Conditional expectation of a product

Question

It is quite elementary that $E(X|X)=X$ or more generally $E(X|\mathcal{F})=X$, if $X$ is $\mathcal{F}$-measureable. What happens with a product though? Is it true that for all random variables $Y$ $$E(XY|X)=XE(Y|X)?$$ Schervish seems to be using this result in his book Theory of Statistics, in the proof of Theorem 2.86.

Answer 1

Yeah, it is (under some mild conditions); it is Theorem 5.1.7 in Durrett's Probability Theory and Examples book. (It also holds more generally; yours is a special case where $F = \sigma(X)$)
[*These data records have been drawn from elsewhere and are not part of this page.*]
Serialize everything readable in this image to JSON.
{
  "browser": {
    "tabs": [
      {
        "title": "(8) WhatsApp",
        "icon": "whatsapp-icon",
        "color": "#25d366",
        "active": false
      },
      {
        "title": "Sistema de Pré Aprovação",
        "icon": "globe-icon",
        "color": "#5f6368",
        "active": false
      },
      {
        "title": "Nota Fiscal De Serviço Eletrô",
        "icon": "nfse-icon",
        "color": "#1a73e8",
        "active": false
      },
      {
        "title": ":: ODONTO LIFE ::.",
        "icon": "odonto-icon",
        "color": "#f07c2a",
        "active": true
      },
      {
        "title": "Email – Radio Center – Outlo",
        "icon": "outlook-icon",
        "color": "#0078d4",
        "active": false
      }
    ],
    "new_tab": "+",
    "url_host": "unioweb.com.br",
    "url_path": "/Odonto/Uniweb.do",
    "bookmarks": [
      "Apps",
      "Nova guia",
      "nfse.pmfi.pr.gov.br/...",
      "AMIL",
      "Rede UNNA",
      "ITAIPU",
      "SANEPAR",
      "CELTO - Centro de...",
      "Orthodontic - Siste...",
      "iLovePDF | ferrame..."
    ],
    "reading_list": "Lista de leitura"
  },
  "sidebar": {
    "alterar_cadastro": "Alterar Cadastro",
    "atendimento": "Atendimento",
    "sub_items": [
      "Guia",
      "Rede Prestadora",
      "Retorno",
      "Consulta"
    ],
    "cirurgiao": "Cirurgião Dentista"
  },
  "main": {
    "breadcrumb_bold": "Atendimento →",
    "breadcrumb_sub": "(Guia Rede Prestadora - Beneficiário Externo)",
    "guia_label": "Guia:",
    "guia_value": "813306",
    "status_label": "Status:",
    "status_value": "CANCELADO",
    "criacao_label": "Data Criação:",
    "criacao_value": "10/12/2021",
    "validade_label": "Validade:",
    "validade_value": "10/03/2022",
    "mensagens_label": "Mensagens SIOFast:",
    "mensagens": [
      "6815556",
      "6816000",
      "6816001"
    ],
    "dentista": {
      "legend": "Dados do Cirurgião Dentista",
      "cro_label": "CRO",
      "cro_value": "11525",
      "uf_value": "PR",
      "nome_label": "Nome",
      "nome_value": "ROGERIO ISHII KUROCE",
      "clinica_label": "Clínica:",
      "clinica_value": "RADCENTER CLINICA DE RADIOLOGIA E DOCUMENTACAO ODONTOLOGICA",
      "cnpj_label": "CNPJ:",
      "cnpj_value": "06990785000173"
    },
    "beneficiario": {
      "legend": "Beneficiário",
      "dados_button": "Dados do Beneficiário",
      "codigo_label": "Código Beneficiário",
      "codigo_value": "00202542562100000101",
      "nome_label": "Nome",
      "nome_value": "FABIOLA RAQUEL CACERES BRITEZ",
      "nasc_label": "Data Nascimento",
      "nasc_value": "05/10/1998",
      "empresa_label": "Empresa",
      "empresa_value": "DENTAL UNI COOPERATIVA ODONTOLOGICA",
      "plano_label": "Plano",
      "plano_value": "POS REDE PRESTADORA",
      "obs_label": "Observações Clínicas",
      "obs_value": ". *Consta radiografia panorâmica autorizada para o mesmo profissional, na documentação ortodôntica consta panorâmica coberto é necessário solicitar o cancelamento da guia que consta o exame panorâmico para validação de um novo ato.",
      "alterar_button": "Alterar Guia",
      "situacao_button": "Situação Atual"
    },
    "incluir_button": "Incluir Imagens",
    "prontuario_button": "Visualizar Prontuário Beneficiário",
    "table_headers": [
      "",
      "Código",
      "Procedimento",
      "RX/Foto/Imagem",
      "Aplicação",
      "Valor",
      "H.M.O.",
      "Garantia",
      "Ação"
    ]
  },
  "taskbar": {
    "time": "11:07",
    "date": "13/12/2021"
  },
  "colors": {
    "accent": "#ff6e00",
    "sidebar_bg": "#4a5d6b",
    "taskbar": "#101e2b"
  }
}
In case you cannot access the book (should be free online), the proof goes as follows; you know that the right hand side is measurable by $\sigma(X)$, so we just need to make sure that both terms agree on their integrals on any $X$ measurable set.

Consider $X$ to be first a simple function (let's say an indicator of a set.) Now, if you look at any $A \in \sigma(X)$, we have $\int_A 1_B E[Y | X] = \int_{A \cap B} E[Y | X] = \int_{A \cap B} Y = \int_{A} 1_B Y $. (To go from second to third equality use the fact that $A \cap B$ is in $\sigma(X)$ and the definition of $E[X | Y]$).

Now use linearity to go to simple $X$ and then monotone convergence from below to go to non-negative $X$, and then you can divide it to positive and negative to go to integrable $X$.